In my last post I mentioned I had ordered an Orion Magnificent Mini Autoguider Package. It arrived early Friday afternoon giving me time to quickly unbox it, scan the instructions and familiarize myself with the device. The package consists of the auto guiding camera, a 50mm guide scope, mounting hardware and cables.
I decided to head to Harvard, MA gambling on a better sky than my local park. I should have stayed local, saving the gas, because the sky was pretty clear when I return around 1AM. My goal for the night was to align the guide scope, do a calibration and image a couple of DSOs with guiding. Things did not go as planned.
Because the guide scope and the main scope were so far out of alignment it took me more than an hour setting up the scope hooking up the cables and using Polaris as a target aligning the guide scope with the finder. Complicating matters is sometimes the guide camera acts a bit flaky in how it normalizes the view. If a star is present the background becomes dark. However, sometimes when the cap is on the screen would go completely white. In any case I did manage to get the guide and main scope aligned.
I had considered using the guide scope as the finder on imaging nights.
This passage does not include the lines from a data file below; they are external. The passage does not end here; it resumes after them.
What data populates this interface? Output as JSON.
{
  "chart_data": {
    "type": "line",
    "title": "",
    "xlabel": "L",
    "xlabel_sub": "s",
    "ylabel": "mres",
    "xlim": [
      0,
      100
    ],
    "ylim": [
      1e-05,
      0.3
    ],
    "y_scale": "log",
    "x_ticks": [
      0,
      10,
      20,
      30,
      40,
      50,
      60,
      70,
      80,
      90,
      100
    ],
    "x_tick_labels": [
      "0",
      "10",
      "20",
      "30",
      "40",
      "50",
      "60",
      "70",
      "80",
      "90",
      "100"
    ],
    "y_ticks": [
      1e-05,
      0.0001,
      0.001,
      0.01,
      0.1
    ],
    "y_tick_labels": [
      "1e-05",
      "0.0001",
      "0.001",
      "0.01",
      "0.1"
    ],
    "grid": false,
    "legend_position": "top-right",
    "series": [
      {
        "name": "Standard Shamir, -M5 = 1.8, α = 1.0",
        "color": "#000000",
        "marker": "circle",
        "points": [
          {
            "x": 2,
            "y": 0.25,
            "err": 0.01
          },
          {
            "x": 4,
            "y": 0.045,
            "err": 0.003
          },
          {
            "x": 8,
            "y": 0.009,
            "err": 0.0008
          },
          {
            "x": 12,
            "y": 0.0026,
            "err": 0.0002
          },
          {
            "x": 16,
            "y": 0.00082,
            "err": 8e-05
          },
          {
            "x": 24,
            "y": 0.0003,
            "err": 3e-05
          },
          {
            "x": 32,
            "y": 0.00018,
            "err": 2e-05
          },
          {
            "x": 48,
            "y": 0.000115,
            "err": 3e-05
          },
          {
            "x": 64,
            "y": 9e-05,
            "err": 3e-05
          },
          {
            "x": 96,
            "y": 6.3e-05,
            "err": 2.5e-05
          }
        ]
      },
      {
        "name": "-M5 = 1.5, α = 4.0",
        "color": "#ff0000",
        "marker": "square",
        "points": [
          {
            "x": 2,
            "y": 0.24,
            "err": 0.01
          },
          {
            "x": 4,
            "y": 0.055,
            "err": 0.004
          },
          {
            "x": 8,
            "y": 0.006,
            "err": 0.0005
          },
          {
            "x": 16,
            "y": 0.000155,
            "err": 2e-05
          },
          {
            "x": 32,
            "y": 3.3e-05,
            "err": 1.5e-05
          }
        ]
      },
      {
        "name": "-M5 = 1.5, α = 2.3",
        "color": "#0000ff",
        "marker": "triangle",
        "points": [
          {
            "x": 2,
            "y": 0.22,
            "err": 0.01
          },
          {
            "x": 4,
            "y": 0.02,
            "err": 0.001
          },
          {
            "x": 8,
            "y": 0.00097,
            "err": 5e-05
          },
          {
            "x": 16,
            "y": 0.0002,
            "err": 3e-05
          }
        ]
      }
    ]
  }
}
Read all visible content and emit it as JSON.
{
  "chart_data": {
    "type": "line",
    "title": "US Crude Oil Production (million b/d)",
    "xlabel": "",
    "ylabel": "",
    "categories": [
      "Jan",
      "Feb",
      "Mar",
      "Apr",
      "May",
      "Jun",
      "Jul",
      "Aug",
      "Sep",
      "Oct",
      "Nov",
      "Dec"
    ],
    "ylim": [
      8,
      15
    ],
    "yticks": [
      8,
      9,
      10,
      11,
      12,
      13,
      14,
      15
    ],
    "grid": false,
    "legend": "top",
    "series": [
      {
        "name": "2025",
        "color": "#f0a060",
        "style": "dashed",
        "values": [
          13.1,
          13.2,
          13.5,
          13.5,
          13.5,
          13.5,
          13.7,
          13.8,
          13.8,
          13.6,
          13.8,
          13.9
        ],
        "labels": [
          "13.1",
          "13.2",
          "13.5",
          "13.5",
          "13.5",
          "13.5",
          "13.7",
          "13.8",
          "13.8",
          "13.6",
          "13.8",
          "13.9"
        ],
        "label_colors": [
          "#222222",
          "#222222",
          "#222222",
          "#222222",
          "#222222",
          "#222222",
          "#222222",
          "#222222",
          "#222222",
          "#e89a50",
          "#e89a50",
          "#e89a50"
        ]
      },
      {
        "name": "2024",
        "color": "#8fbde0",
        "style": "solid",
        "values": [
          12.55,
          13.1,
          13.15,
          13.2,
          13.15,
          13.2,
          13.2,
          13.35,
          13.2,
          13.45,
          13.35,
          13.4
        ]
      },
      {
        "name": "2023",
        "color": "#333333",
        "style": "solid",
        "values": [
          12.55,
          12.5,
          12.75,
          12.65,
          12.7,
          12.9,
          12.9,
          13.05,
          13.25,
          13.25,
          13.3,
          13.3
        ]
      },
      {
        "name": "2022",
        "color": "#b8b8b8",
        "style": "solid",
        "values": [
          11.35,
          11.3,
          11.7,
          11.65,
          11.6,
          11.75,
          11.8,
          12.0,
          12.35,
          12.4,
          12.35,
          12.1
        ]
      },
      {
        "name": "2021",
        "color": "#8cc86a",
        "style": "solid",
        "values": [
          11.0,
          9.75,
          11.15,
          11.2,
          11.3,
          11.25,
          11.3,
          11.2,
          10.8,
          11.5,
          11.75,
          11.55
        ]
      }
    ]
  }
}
Unfortunately the flashing red LED on the back of the guiding camera makes it difficult to sight along the guide scope to aim at a bright alignment star. Thus it took my almost 3x longer than normal to do my usual 2 alignment star, 4 calibration star and all star polar alignment Thus the reason for re-installing the 6x30 finder scope.
Once aligned I decided to test the scope on a globular cluster; as usual M13. I goto pointed the scope to M13 and centered it. Here's where the night fell apart. The quick start instruction is to select a star near the middle of the auto-guider screen. If the box around the star is green your ready to go. Then you press the PhD2 button to start the process. Unfortunately, in my case the the PhD2 button was grayed; i.e. disabled. An indicator at the bottom of the view showed no scope selected.
Hmm. I searched around the menus for whether there was some setting I missed but did not find it. I began to wonder if there was a problem with the clock drive. With clouds starting to move in a the Schmidt cassegrain corrector plate starting to fog from dew I packed up for the night and for the hour drive home.
In the morning thanks to a 2015 thread by PHD2 enthusiasts I figured out the problem. You connect the camera via a dialog where you also connect the mount. However the 'mount' is actually on the camera. But the mount selection was grayed out. It turns out I needed to connect all. Doh! PHD2 actually stands for 'Push Here Dummy.' I really did feel a bit dumb after last night.